Diese erläuterten und begründeten ihre Kandidatur für den Gemeinderat mit ihren Worten und ihren Schwerpunkten. Es war festzustellen, dass alle Bewerber das Ziel und die Motivation haben, dazu beizutragen, dass das Leben in Ruhpolding weiterhin so lebenswert bleibt!

Zwischen den Vorstellungen der Kandidierenden berichtete VRB Mitglied und VRB Mitbegründer Helmut Müller sehr emotional über die Vergangenheit der VRB. Über die Beweggründe der Gründung der VRB, die ersten Schritte und Erfahrungen der VRB Geschichte. Humorvoll gab er auch die eine oder andere lustige Gegebenheit und Anekdote zum Besten. Überrascht waren damals die Gründer über den spontanen Erfolg der VRB!

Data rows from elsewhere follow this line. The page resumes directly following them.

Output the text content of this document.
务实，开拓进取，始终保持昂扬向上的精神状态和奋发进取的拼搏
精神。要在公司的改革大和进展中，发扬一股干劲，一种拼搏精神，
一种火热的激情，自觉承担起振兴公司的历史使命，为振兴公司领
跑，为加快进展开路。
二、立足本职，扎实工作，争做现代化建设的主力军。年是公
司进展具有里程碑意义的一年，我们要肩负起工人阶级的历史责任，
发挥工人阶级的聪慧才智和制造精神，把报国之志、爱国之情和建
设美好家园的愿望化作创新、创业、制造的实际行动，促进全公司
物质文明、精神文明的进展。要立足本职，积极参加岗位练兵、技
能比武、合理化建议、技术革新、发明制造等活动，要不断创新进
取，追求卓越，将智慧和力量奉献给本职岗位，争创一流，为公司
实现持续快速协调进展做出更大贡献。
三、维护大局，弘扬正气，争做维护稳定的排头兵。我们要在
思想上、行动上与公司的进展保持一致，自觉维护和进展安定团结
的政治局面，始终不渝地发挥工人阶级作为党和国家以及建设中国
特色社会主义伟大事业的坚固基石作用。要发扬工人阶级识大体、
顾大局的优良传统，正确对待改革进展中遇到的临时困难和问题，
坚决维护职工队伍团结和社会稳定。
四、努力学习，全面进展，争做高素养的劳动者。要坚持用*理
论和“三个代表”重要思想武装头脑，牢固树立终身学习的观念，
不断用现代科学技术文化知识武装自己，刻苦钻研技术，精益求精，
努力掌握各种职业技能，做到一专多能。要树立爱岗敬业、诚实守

Der Vorstand dankte im Anschluss der 2. Bürgermeisterin Ulrike Pfeifer für großes Engagement in der vergangenen Legislaturperiode mit einem persönlichen Geschenk. 

Nach Abschluss der geheimem Wahl und nach der Auszählung der 36 Wahlzettel verkündete 

Helmut Müller das eindeutige Ergebnis mit 35 Ja-Stimmen und 1 Neinstimme für die Liste der VRB mit folgenden Kandidaten:

1. Hermann Hipf

2. Henning Wolf

3. Birgit Schmid

4. Ludwig Böddecker

5. Anna Maier

6. Thomas Ringsgwandl

7. Sepp Zeller

8. Birgit Jost

9. Oliver Eisele 

10. Achim Sydow 

11. Kolja Zimmermann

12. Michael Scheurl 

13. Thomas Fischer

14. Friedrich Kecht

15. Alexander Ringsgwandl

16. Maria Hipf

17. Ignaz Schneider

18. Marek Rein

19. Rudi Gruttauer

20. Gerhard Guggenbichler

 

Ersatzkandidaten

  1. Dr. Ulrike Pfeifer
  2. Rainer Flechsenhar

 

Zuversichtlich und hochmotiviert schickt die Vereinigung Ruhpoldinger Bürger gemäß ihres Wahlslogan:

Natur schützen – Tradition pflegen – Zukunft gestalten

nun ihre  Kandidaten in die Gemeinderatswahl 2020.